Aerts originally graduated as a psychologist, but also studied at the conservatory. Combining both careers proved difficult, so she chose music full time. Today she teaches at the renowned Berklee College of Music in Boston.
Music Without Effort
She frequently collaborates with jazz pianist Kenny Werner, known for playing with Toots Thielemans and for his influential book Effortless Mastery. “He teaches making music without effort — letting it flow naturally. His method is so popular he even established his own institute at Berklee, which I helped set up,” Aerts explains. “I’ve been teaching mostly online recently, but I can’t wait to return to America.”
After late-night online lessons, she often felt the urge to create something for herself again. Her last solo album was nearly a decade ago. “I worked a lot on other people’s projects, but now it’s time for something of my own.”
Chocolate and Sound
Her husband Ted trained as a pastry chef at Huis ter Duin in Noordwijk and the Michelin-starred Eleven Madison Park in New York. Together, they created the concept of “ChocoJazz”: while Ted paints with desserts, Vivienne improvises music inspired by the scents, colors, and movements. The couple has performed this multisensory show around the world, including Leiden’s Scheltema and Museum De Lakenhal, and even for an audience of 1,500 in Germany.
Conscious of abuses in the cocoa industry, Ted sought out sustainable chocolate and has worked for five years with Dutch brand Original Beans, whose motto is “One bar, one tree.” In the Congo, the company partners with the women-run Femmes de Virunga cacao collective, helping widows of the country’s conflicts support their families and send children to school.
A Global Women’s Project
Vivienne planned to travel to Congo to record sounds for the album but was prevented by Ebola and then COVID-19. Instead, she hopes to use BBC documentary recordings from the plantation. “Hardly anyone buys CDs anymore,” she says. “But if you order the album, you’ll also receive a bar of Original Beans chocolate.

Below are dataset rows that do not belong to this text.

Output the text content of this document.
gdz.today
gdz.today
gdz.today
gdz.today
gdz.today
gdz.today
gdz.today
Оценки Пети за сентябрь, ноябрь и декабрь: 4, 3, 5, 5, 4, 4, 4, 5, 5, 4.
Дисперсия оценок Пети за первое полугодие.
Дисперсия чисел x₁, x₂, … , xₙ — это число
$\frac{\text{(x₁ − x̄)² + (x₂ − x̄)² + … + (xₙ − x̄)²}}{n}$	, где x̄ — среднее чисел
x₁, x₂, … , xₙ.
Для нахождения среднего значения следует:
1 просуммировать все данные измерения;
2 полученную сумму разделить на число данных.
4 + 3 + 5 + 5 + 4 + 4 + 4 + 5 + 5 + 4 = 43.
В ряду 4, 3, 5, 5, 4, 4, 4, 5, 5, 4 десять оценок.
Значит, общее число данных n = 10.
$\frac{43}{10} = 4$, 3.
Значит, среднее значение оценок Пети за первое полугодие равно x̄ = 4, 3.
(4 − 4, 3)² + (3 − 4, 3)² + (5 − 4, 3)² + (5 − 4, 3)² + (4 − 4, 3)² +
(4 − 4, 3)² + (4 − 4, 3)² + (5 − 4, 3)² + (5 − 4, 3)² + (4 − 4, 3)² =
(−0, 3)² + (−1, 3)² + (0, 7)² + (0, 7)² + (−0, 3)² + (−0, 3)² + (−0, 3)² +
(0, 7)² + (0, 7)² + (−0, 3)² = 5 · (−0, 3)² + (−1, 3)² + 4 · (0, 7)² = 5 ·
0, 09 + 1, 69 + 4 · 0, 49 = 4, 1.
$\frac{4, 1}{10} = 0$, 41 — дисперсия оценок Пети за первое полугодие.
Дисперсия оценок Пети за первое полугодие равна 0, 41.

It makes the music a tangible product.”
The CD will contain nine songs, interwoven with soundscapes. “I listed all the female musicians I know from my work in the US and around the world — about a hundred of them. Not all appear on every track, but together they form this unique puzzle.”
Crowdfunding and presales are helping finance the project, alongside subsidies. A CD with a chocolate bar costs €20, with other packages including more chocolate. “The record will happen anyway,” Aerts says confidently. “It will be a mix of jazz, electro-pop, and cinematic music. I hope by then to be back in New York, teaching in person and performing on stage again.”